On May 20, more than 20,000 Salafi Islamists gathered in the Tunisian city of Kairouan. There are rumors about them, almost certainly false, that they are training an army. But what's true is that Salafis in combat gear are patrolling Tunis' "park of love," where young couples meet up, behind a luxury hotel that Gadhafi's son was building. The Salafis sometimes raid the park to stop acts they consider to be impure. In Jendouba and Sidi Bouzid, the Salafis attacked and burned down bars that sold alcoholic drinks.
Ihmed Zouhari, another young man, is one of the heads of the Hezb el Tahrir, a radical party that is run like a sect. They hate the Muslim Brotherhood and don't believe democracy has its place in Islamic society.

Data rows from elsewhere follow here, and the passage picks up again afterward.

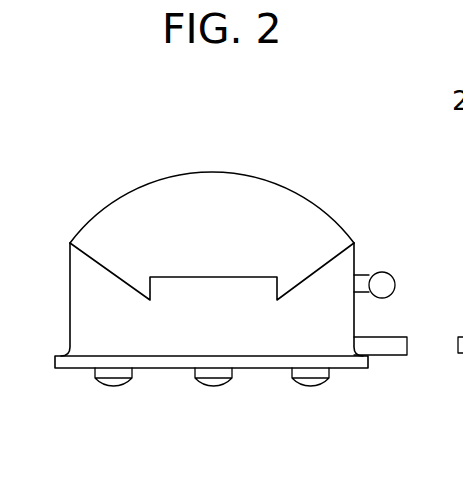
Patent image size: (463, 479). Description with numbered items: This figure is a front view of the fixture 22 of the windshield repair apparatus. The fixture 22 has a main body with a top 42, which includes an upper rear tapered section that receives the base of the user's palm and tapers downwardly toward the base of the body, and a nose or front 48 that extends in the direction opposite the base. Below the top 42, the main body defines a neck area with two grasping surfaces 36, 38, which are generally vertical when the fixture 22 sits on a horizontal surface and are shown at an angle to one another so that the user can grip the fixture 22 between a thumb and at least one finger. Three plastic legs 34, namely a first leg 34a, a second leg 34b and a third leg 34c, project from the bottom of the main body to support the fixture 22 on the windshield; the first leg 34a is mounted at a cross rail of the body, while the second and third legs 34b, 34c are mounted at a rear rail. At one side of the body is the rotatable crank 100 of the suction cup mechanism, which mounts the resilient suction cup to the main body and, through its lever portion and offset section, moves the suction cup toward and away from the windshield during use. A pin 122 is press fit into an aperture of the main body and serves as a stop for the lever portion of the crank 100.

The fixture 22 is at (235, 277).
The top 42 is at (245, 175).
The nose or front 48 is at (207, 288).
The grasping surface 38 is at (87, 303).
The grasping surface 36 is at (330, 323).
The rotatable crank 100 is at (382, 271).
The pin 122 is at (393, 355).
The plastic legs 34 is at (212, 413).
The first leg 34a is at (215, 387).
The second leg 34b is at (110, 387).
The third leg 34c is at (317, 387).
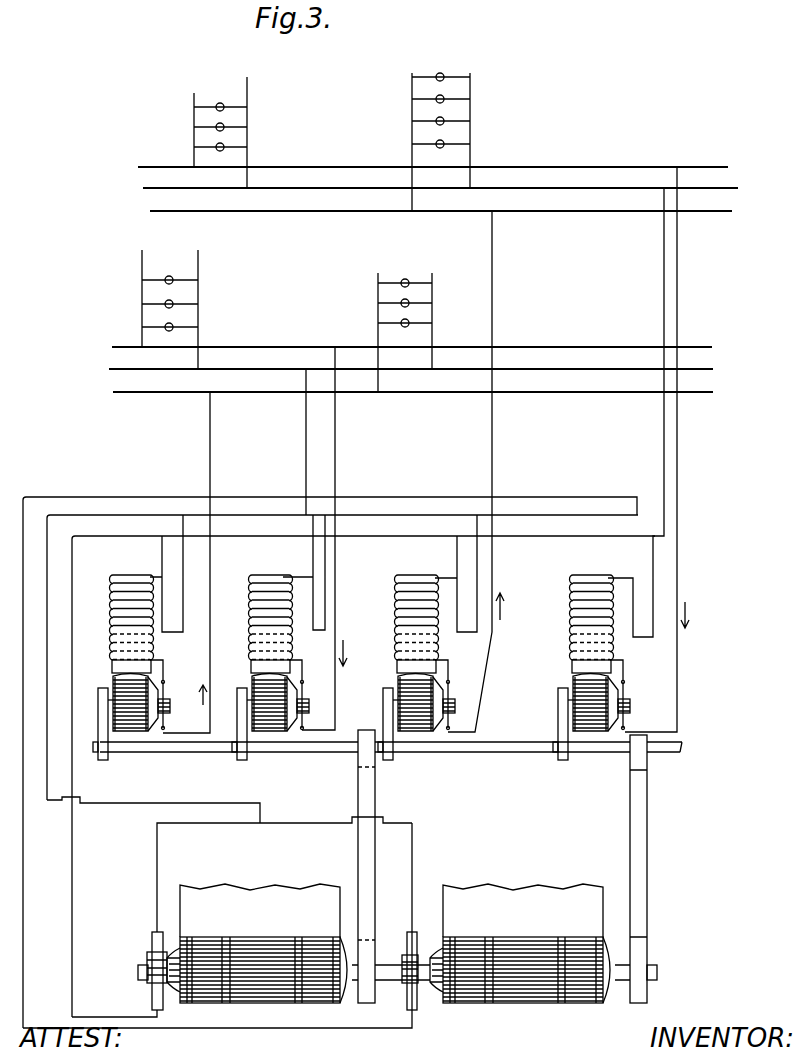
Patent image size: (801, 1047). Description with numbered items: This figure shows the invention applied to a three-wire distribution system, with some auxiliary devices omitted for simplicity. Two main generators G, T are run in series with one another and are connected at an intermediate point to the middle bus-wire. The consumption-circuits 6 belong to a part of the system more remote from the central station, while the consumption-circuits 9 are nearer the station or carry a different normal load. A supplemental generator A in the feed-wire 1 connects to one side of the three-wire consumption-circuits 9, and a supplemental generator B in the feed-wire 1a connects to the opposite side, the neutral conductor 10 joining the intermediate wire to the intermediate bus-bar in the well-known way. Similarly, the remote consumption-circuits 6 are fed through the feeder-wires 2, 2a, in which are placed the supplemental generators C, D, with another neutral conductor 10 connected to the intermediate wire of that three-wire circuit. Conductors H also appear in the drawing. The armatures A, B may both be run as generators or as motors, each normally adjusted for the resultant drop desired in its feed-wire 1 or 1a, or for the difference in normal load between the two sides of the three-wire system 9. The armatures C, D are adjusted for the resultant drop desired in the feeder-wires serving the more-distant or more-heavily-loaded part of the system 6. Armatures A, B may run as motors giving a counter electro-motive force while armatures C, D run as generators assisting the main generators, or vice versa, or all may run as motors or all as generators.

"We've tried everything: liberalism, dictatorships, nationalism, socialism. What did we get? Poverty and corruption. The only thing that stayed pure is Islam," believes Zouhari. "We need a radical change, a new system based on the Islamic doctrine and the Koran, and then we will unite all the Arab and Muslim countries under the same flag."
Asked how a doctrine that was born centuries ago can work in the modern world, he has no doubts: "You don't understand. Your democracy works for you because you live in a world where people can't decide on a political model, where ideology serves only to seize power and changes according to what is needed. Here, we don't have political parties, only Islam. You say that this is the Middle Ages. I ask you: have men really changed since then?"